Thursday, March 04, 2004

FBC Opelika member sees DHR job as way to serve God

By Theresa Shadrix
The Alabama Baptist
March 4, 2004

A high-level public servant in Alabama infuses commitment to Christ into his life and work as he fulfills his responsibilities to protect Alabama’s children.

Page Walley, a member of First Baptist Church of Opelika, leads the Alabama Department of Human Resources (DHR) as commissioner.

He promises a new day in the child welfare agency that oversees child support enforcement, child and adult protective services, food stamps, foster care and adoption.
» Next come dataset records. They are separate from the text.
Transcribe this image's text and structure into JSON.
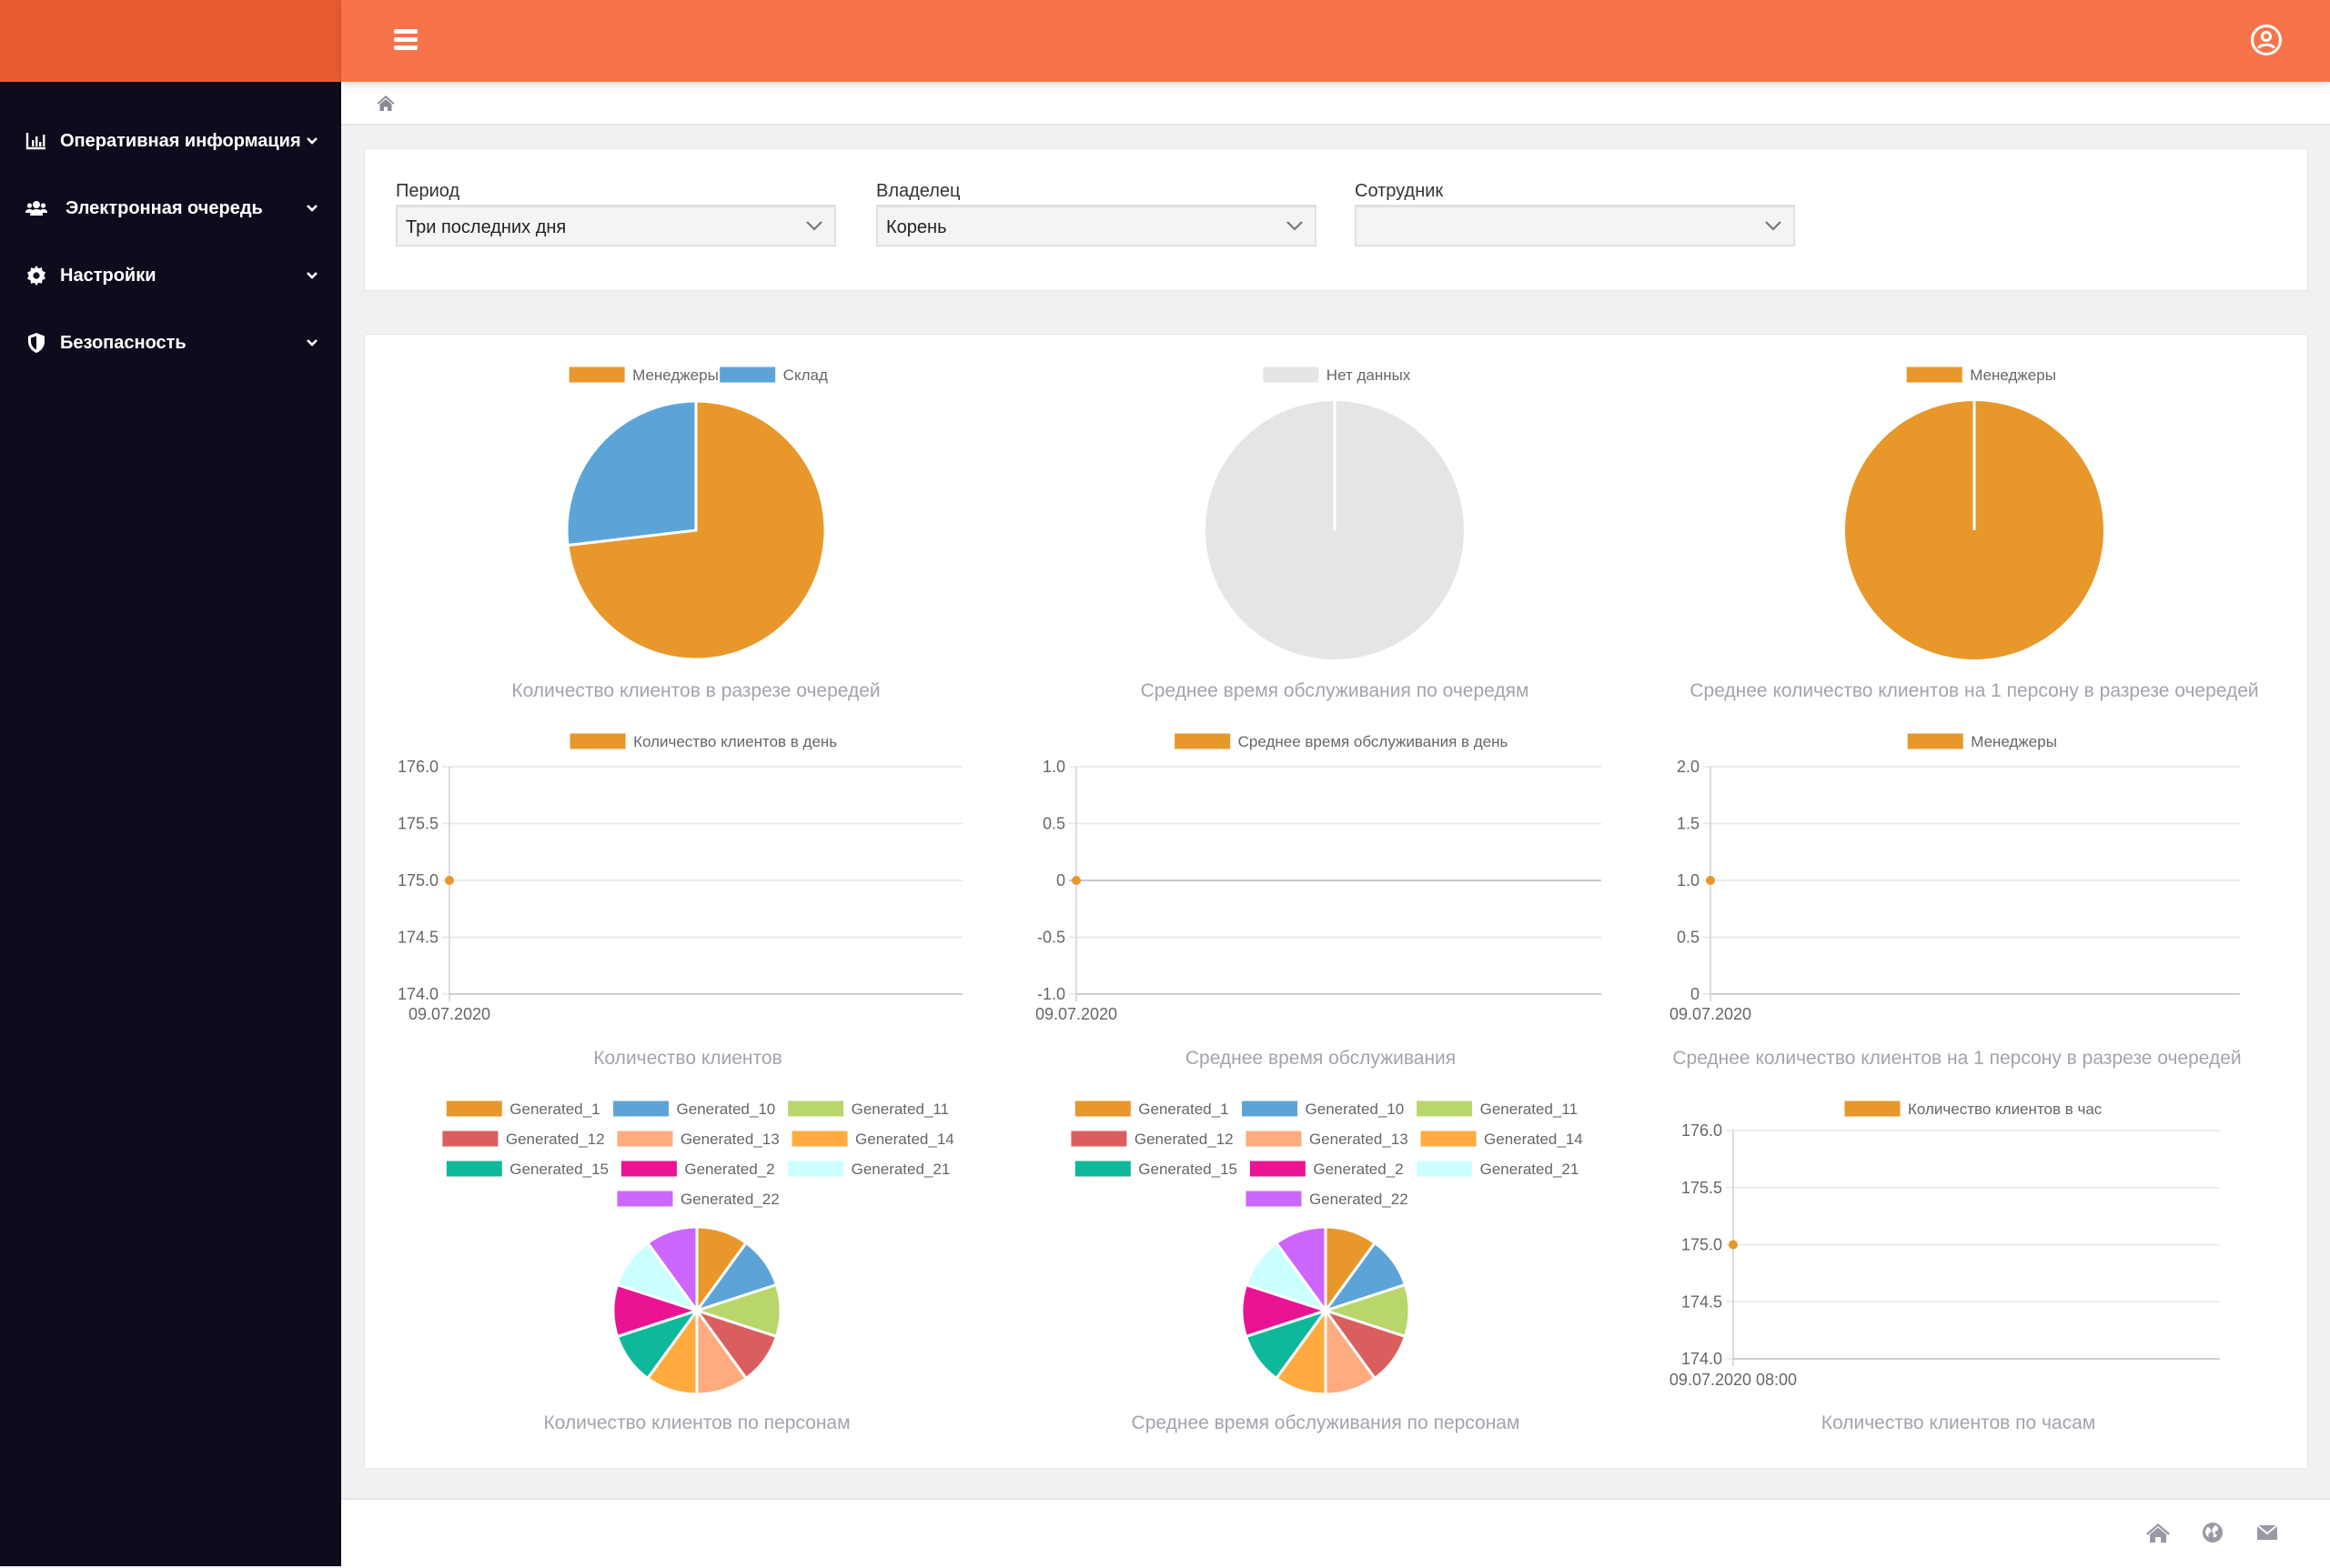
{
  "header": {
    "menu_icon": "hamburger-icon",
    "user_icon": "user-circle-icon"
  },
  "sidebar": {
    "items": [
      {
        "label": "Оперативная информация",
        "icon": "chart-bar-icon"
      },
      {
        "label": "Электронная очередь",
        "icon": "users-icon"
      },
      {
        "label": "Настройки",
        "icon": "gear-icon"
      },
      {
        "label": "Безопасность",
        "icon": "shield-icon"
      }
    ]
  },
  "breadcrumb": {
    "home_icon": "home-icon"
  },
  "filters": {
    "period": {
      "label": "Период",
      "value": "Три последних дня"
    },
    "owner": {
      "label": "Владелец",
      "value": "Корень"
    },
    "employee": {
      "label": "Сотрудник",
      "value": ""
    }
  },
  "footer": {
    "icons": [
      "home-icon",
      "globe-icon",
      "envelope-icon"
    ]
  },
  "colors": {
    "brand": "#e85d30",
    "topbar": "#f7744a",
    "sidebar": "#0d0b1c",
    "series_orange": "#e8972a",
    "no_data": "#e5e5e5"
  },
  "chart_data": [
    {
      "id": "pie-clients-by-queue",
      "type": "pie",
      "title": "Количество клиентов в разрезе очередей",
      "legend_position": "top",
      "categories": [
        "Менеджеры",
        "Склад"
      ],
      "values": [
        128,
        47
      ],
      "colors": [
        "#e8972a",
        "#5ca4d7"
      ]
    },
    {
      "id": "pie-avg-time-by-queue",
      "type": "pie",
      "title": "Среднее время обслуживания по очередям",
      "legend_position": "top",
      "categories": [
        "Нет данных"
      ],
      "values": [
        1
      ],
      "colors": [
        "#e5e5e5"
      ]
    },
    {
      "id": "pie-avg-clients-per-person",
      "type": "pie",
      "title": "Среднее количество клиентов на 1 персону в разрезе очередей",
      "legend_position": "top",
      "categories": [
        "Менеджеры"
      ],
      "values": [
        1
      ],
      "colors": [
        "#e8972a"
      ]
    },
    {
      "id": "line-clients-per-day",
      "type": "line",
      "title": "Количество клиентов",
      "legend_position": "top",
      "x": [
        "09.07.2020"
      ],
      "series": [
        {
          "name": "Количество клиентов в день",
          "values": [
            175
          ],
          "color": "#e8972a"
        }
      ],
      "ylim": [
        174,
        176
      ],
      "yticks": [
        "176.0",
        "175.5",
        "175.0",
        "174.5",
        "174.0"
      ],
      "grid": true
    },
    {
      "id": "line-avg-time-per-day",
      "type": "line",
      "title": "Среднее время обслуживания",
      "legend_position": "top",
      "x": [
        "09.07.2020"
      ],
      "series": [
        {
          "name": "Среднее время обслуживания в день",
          "values": [
            0
          ],
          "color": "#e8972a"
        }
      ],
      "ylim": [
        -1,
        1
      ],
      "yticks": [
        "1.0",
        "0.5",
        "0",
        "-0.5",
        "-1.0"
      ],
      "grid": true
    },
    {
      "id": "line-avg-clients-per-person",
      "type": "line",
      "title": "Среднее количество клиентов на 1 персону в разрезе очередей",
      "legend_position": "top",
      "x": [
        "09.07.2020"
      ],
      "series": [
        {
          "name": "Менеджеры",
          "values": [
            1
          ],
          "color": "#e8972a"
        }
      ],
      "ylim": [
        0,
        2
      ],
      "yticks": [
        "2.0",
        "1.5",
        "1.0",
        "0.5",
        "0"
      ],
      "grid": true
    },
    {
      "id": "pie-clients-by-person",
      "type": "pie",
      "title": "Количество клиентов по персонам",
      "legend_position": "top",
      "categories": [
        "Generated_1",
        "Generated_10",
        "Generated_11",
        "Generated_12",
        "Generated_13",
        "Generated_14",
        "Generated_15",
        "Generated_2",
        "Generated_21",
        "Generated_22"
      ],
      "values": [
        1,
        1,
        1,
        1,
        1,
        1,
        1,
        1,
        1,
        1
      ],
      "colors": [
        "#e8972a",
        "#5ca4d7",
        "#b8d66a",
        "#da5e5e",
        "#ffab80",
        "#ffab40",
        "#0fb89a",
        "#ea1393",
        "#ccffff",
        "#cc66ff"
      ]
    },
    {
      "id": "pie-avg-time-by-person",
      "type": "pie",
      "title": "Среднее время обслуживания по персонам",
      "legend_position": "top",
      "categories": [
        "Generated_1",
        "Generated_10",
        "Generated_11",
        "Generated_12",
        "Generated_13",
        "Generated_14",
        "Generated_15",
        "Generated_2",
        "Generated_21",
        "Generated_22"
      ],
      "values": [
        1,
        1,
        1,
        1,
        1,
        1,
        1,
        1,
        1,
        1
      ],
      "colors": [
        "#e8972a",
        "#5ca4d7",
        "#b8d66a",
        "#da5e5e",
        "#ffab80",
        "#ffab40",
        "#0fb89a",
        "#ea1393",
        "#ccffff",
        "#cc66ff"
      ]
    },
    {
      "id": "line-clients-per-hour",
      "type": "line",
      "title": "Количество клиентов по часам",
      "legend_position": "top",
      "x": [
        "09.07.2020 08:00"
      ],
      "series": [
        {
          "name": "Количество клиентов в час",
          "values": [
            175
          ],
          "color": "#e8972a"
        }
      ],
      "ylim": [
        174,
        176
      ],
      "yticks": [
        "176.0",
        "175.5",
        "175.0",
        "174.5",
        "174.0"
      ],
      "grid": true
    }
  ]
}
The post was left vacant when Bill Fuller announced his resignation to become a career missionary.

Like Fuller, Walley brings a strong sense of faith, desiring to be a vessel used by God. “I will follow the example of Jesus Christ and go out and serve and draw people to Him,” he said.

Raised in LaGrange, Tenn., a small antebellum town of 160 citizens, Walley, the oldest of three siblings, said his childhood offered the perfect environment. His father’s hard work at his job in the cotton industry and his mother’s commitment to raising the family created a safe and loving Christian home. This influence would guide Walley throughout his life.
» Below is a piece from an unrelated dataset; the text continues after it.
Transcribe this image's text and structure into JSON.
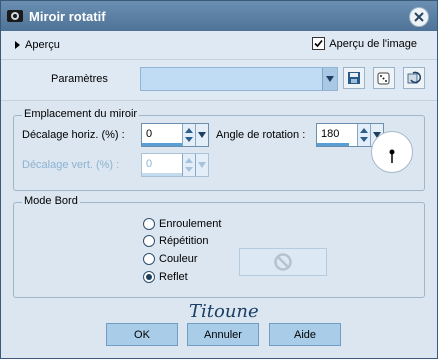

Upon graduating from high school, he attended Davidson College, Davidson, N.C., on a football scholarship, where he still holds fifth place in the top 10 for career rushing yards.

Although he was a stand-out athlete at Davidson, the pigskin did not determine his future as much as a gothic-style psychiatric hospital located in Bolivar, Tenn., just 22 miles from his hometown.
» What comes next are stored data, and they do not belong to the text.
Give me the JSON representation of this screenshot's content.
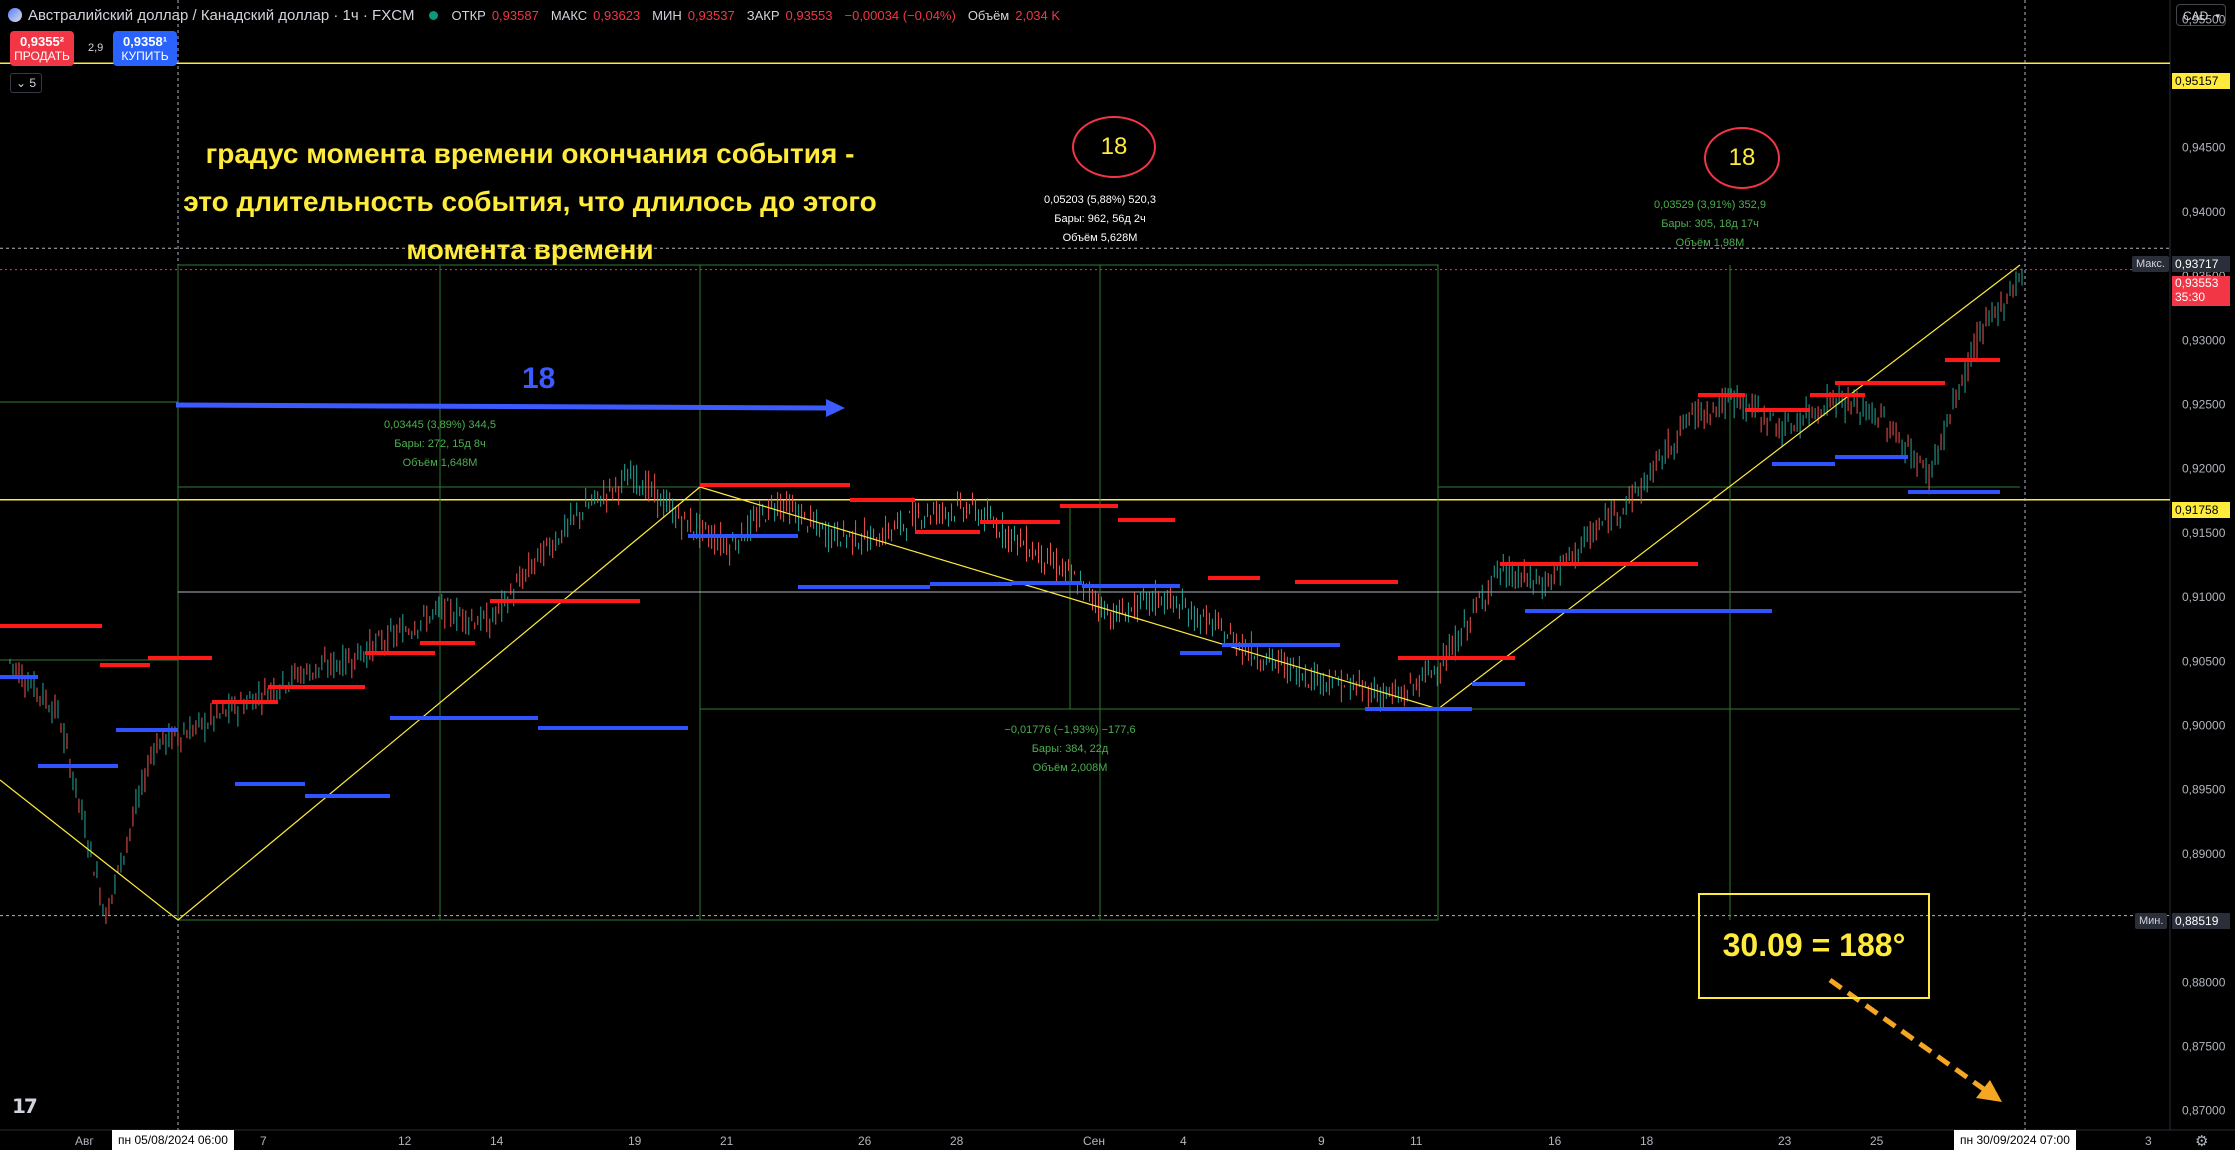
{
  "header": {
    "title": "Австралийский доллар / Канадский доллар · 1ч · FXCM",
    "ohlc": [
      {
        "k": "ОТКР",
        "v": "0,93587"
      },
      {
        "k": "МАКС",
        "v": "0,93623"
      },
      {
        "k": "МИН",
        "v": "0,93537"
      },
      {
        "k": "ЗАКР",
        "v": "0,93553"
      },
      {
        "k": "",
        "v": "−0,00034 (−0,04%)"
      },
      {
        "k": "Объём",
        "v": "2,034 K"
      }
    ],
    "currency": "CAD"
  },
  "trade": {
    "sell_price": "0,9355²",
    "sell_label": "ПРОДАТЬ",
    "spread": "2,9",
    "buy_price": "0,9358¹",
    "buy_label": "КУПИТЬ",
    "collapse_count": "5"
  },
  "annotations": {
    "main_text_lines": [
      "градус момента времени окончания события -",
      "это длительность события, что длилось до этого",
      "момента времени"
    ],
    "circle1": "18",
    "circle2": "18",
    "blue_label": "18",
    "box": "30.09 = 188°"
  },
  "measurements": [
    {
      "lines": [
        "0,03445 (3,89%) 344,5",
        "Бары: 272, 15д 8ч",
        "Объём 1,648M"
      ]
    },
    {
      "lines": [
        "0,05203 (5,88%) 520,3",
        "Бары: 962, 56д 2ч",
        "Объём 5,628M"
      ]
    },
    {
      "lines": [
        "0,03529 (3,91%) 352,9",
        "Бары: 305, 18д 17ч",
        "Объём 1,98M"
      ]
    },
    {
      "lines": [
        "−0,01776 (−1,93%) −177,6",
        "Бары: 384, 22д",
        "Объём 2,008M"
      ]
    }
  ],
  "price_axis": {
    "ticks": [
      "0,95500",
      "0,95000",
      "0,94500",
      "0,94000",
      "0,93500",
      "0,93000",
      "0,92500",
      "0,92000",
      "0,91500",
      "0,91000",
      "0,90500",
      "0,90000",
      "0,89500",
      "0,89000",
      "0,88500",
      "0,88000",
      "0,87500",
      "0,87000"
    ],
    "labels": {
      "hline1": "0,95157",
      "max_tag": "Макс.",
      "max": "0,93717",
      "last": "0,93553",
      "countdown": "35:30",
      "hline2": "0,91758",
      "min_tag": "Мин.",
      "min": "0,88519"
    }
  },
  "time_axis": {
    "ticks": [
      "Авг",
      "7",
      "12",
      "14",
      "19",
      "21",
      "26",
      "28",
      "Сен",
      "4",
      "9",
      "11",
      "16",
      "18",
      "23",
      "25",
      "3"
    ],
    "cross_left": "пн 05/08/2024  06:00",
    "cross_right": "пн 30/09/2024  07:00"
  },
  "chart_data": {
    "type": "line",
    "title": "Австралийский доллар / Канадский доллар · 1ч · FXCM",
    "series": [
      {
        "name": "Австралийский доллар / Канадский доллар",
        "x": [
          "01/08",
          "02/08",
          "05/08",
          "06/08",
          "07/08",
          "08/08",
          "09/08",
          "12/08",
          "13/08",
          "14/08",
          "15/08",
          "16/08",
          "19/08",
          "20/08",
          "21/08",
          "22/08",
          "23/08",
          "26/08",
          "27/08",
          "28/08",
          "29/08",
          "30/08",
          "02/09",
          "03/09",
          "04/09",
          "05/09",
          "06/09",
          "09/09",
          "10/09",
          "11/09",
          "12/09",
          "13/09",
          "16/09",
          "17/09",
          "18/09",
          "19/09",
          "20/09",
          "23/09",
          "24/09",
          "25/09",
          "26/09",
          "27/09",
          "30/09"
        ],
        "values": [
          0.905,
          0.901,
          0.8852,
          0.8985,
          0.9,
          0.902,
          0.904,
          0.905,
          0.907,
          0.909,
          0.908,
          0.913,
          0.917,
          0.9195,
          0.916,
          0.914,
          0.9175,
          0.915,
          0.9145,
          0.9165,
          0.917,
          0.9145,
          0.912,
          0.9085,
          0.91,
          0.908,
          0.9055,
          0.904,
          0.903,
          0.9022,
          0.9055,
          0.912,
          0.911,
          0.915,
          0.9185,
          0.924,
          0.9255,
          0.923,
          0.9255,
          0.924,
          0.9195,
          0.93,
          0.9355
        ]
      }
    ],
    "ylim": [
      0.8685,
      0.9565
    ],
    "reference_lines": [
      0.95157,
      0.93717,
      0.91758,
      0.88519
    ]
  }
}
“I always was intrigued by the mental health field and the massive state hospital and wanted to pursue psychology,” he said.

Walley said he publicly confessed his salvation in his junior high school gymnasium during an evangelism meeting. “I admit though, during my college years I did not always remember the lessons learned in my Christian home,” he said.

His faith would find replenishment after he completed a master’s and doctorate in psychology at the University of Georgia. He then took a residency at the Veterans Administration Medical Center in Coral Gables, Fla., and joined University Baptist Church, Coral Gables.

The love and influence of his new church home, as well as the leadership of Dan Yeary, now senior pastor of North Phoenix Baptist Church, Phoenix, Ariz., offered a renewed faith. Yeary recruited him as the director of Christian counseling ministry at University Baptist, a position he held 1985–1987.

The staff position afforded him the opportunity to discover a gift for preaching after occasionally preaching in Yeary’s absence. “The church approached me about licensing,” Walley said. “Their policy was to reserve ordination for those who have seminary training. The church wanted to recognize a calling in my life, but I am not a full-time preacher.”

So Walley was licensed to the gospel ministry by University Baptist Church in 1986.

Walley said he does a lot of guest speaking in churches and Sunday School classes and is interested in supply preaching.

He met his future wife, Terry, a Montgomery native and Auburn graduate, at University Baptist in Coral Gables. With a strong foundation built on Christ, the Walley family — which includes children Blake, Jordan and Annelise — moved back to his hometown in 1987 so he could take the position of clinic director of Quinco Community Mental Health in nearby Bolivar, Tenn.

Amid his interaction with people in the community, he regained a grassroots feel for the needs of the people, enough so that he ran for public office. “People kept saying things about changing the state policy, and so I ran for office,” he said.

This led him to serve in the Tennessee House of Representatives from 1990 to 2000, sponsoring the legislation that created the department of children’s services in 1996. He held membership on the calendar and rules committee, health and human resources committee, finance committee and the governor’s task force to study child care.

But he decided after 10 years in public service he wanted to focus on his family and the career he loved, so he served as a consultant for the Tennessee Department of Children’s Services. He next became the department’s commissioner. In March 2003 he moved to Alabama when Gov. Riley appointed him director of the department of children’s affairs.

Although Walley was the recipient of the American Psychological Association’s 1994 Karl F. Heiser Award for Advocacy and several other awards, he wants no glory for his achievements.

He said it is the everyday heroes like his parents, grandmother, minister, his wife, his in-laws and those in adversity he has counseled, who have influenced him.